To read the full text of the warning please click here .
Iraq (Security threat level – 5): On 30 March 2020, the U.S. Embassy in Baghdad issued a Health Alert, which reads in part as follows:
"The Iraqi Ministry of Health has confirmed cases of COVID-19 within Iraq. The U.S. Embassy in Baghdad and the U.S. Consulate General in Erbil are working to identify flight options. Flights may be available this week. U.S. citizens who would like to depart Iraq on the next available commercial flight opportunity should fill out the form in the link below:
"Form for U.S. Citizens in Iraq Requesting Travel Information "
To read the full text of the alert please click here .

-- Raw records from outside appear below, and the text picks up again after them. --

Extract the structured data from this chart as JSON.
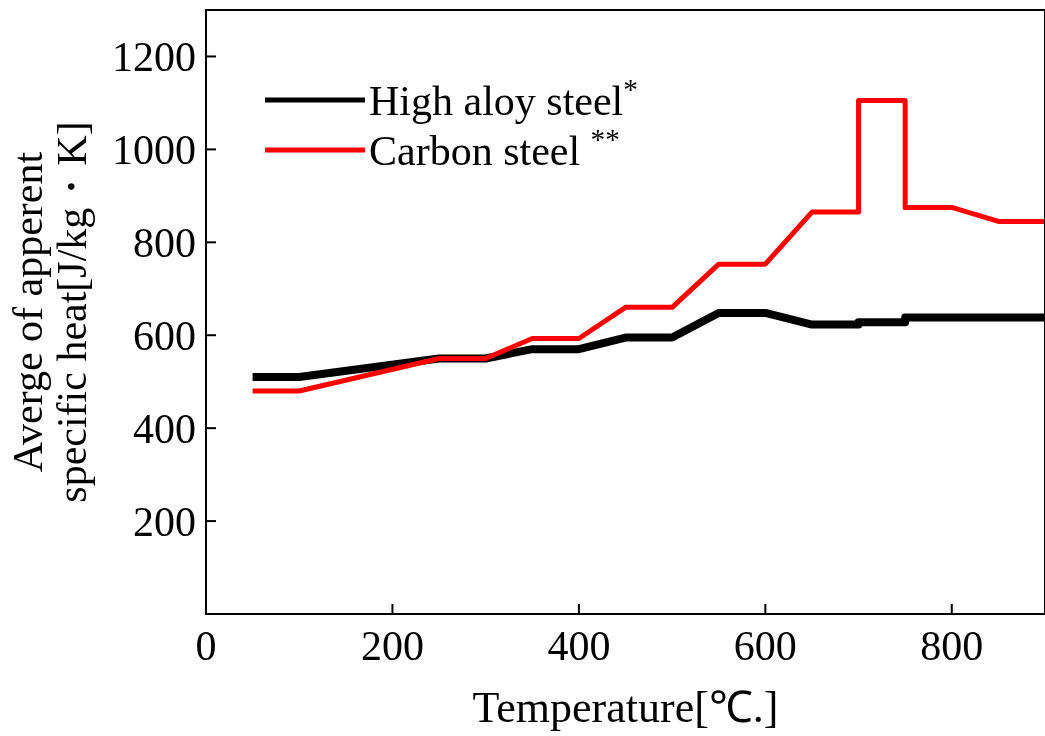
{
  "chart_data": {
    "type": "line",
    "xlabel": "Temperature[℃.]",
    "ylabel": "Averge of apperent\nspecific heat[J/kg・K]",
    "xlim": [
      0,
      900
    ],
    "xticks": [
      0,
      200,
      400,
      600,
      800
    ],
    "ylim": [
      0,
      1300
    ],
    "yticks": [
      200,
      400,
      600,
      800,
      1000,
      1200
    ],
    "legend": "top left",
    "grid": false,
    "marker": "none",
    "line_style": "solid",
    "series": [
      {
        "name": "High aloy steel$^{*}$",
        "color": "#000000",
        "x": [
          50,
          100,
          250,
          300,
          350,
          400,
          450,
          500,
          550,
          600,
          650,
          700,
          700,
          750,
          750,
          900
        ],
        "values": [
          510,
          510,
          550,
          550,
          570,
          570,
          595,
          595,
          648,
          648,
          623,
          623,
          628,
          628,
          638,
          638
        ]
      },
      {
        "name": "Carbon steel $^{**}$",
        "color": "#ff0000",
        "x": [
          50,
          100,
          250,
          300,
          350,
          400,
          450,
          500,
          550,
          600,
          650,
          700,
          700,
          750,
          750,
          800,
          850,
          900
        ],
        "values": [
          480,
          480,
          550,
          550,
          593,
          593,
          660,
          660,
          753,
          753,
          865,
          865,
          1105,
          1105,
          875,
          875,
          845,
          845
        ]
      }
    ]
  }
}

Lesser Antilles (Security threat level – 1): On 30 March 2020, the U.K. Foreign and Commonwealth Office (FCO) issued updated travel advice for Antigua and Barbuda, which reads in part as follows: “On 27 March the government of Antigua and Barbuda announced a series of measures to protect the public from COVID-19. With immediate effect all non-essential services such as bars, nightclubs, and restaurants are closed and all social gatherings are prohibited. From 28 March there will be a curfew each night from 20:00 until 06:00. This will initially last two weeks. As of 30 March, gatherings of more than 10 people are prohibited. Failure to comply will result in either a fine of XCD5000 or six months imprisonment. Public-facing government offices are restricting their opening hours and numbers of visitors.”
Mauritania (Security threat level – 4): On 30 March 2020, the U.S. Embassy in Nouakchott, Mauritania, issued a Health Alert regarding a repatriation flight for U.S. nationals, which reads in part as follows: "Location: Mauritania
"Event: The Mauritanian Ministry of Health has confirmed five cases of COVID-19 in Mauritania.
"The Department of State and the U.S. Embassy are arranging a special flight for U.S. citizens and lawful permanent residents (green card holders) on Thursday, April 2 to Washington, DC. Any U.S. citizen or lawful permanent resident who would like to depart on this flight must contact the U.S. embassy immediately at [email protected] or call the duty officer at 2662-8163, if you have not already done so. The cost of the flight will be ,500 per person. All passengers will need to sign a legally binding promissory to pay for the flight – there will be no cash or credit card payments accepted. The flight will end in Washington D.C. at Dulles International Airport. Passengers who need to fly to other destinations inside the United States will make those arrangements with individual airlines and will be responsible for all costs associated with lodging and onward transportation. Each passenger will be allowed two checked-in bags not to exceed 23 kg and one carry-on that must find under their seat. The flight will not accept pets (including emotional support animals). Exact departure, routing and cost are subject to change."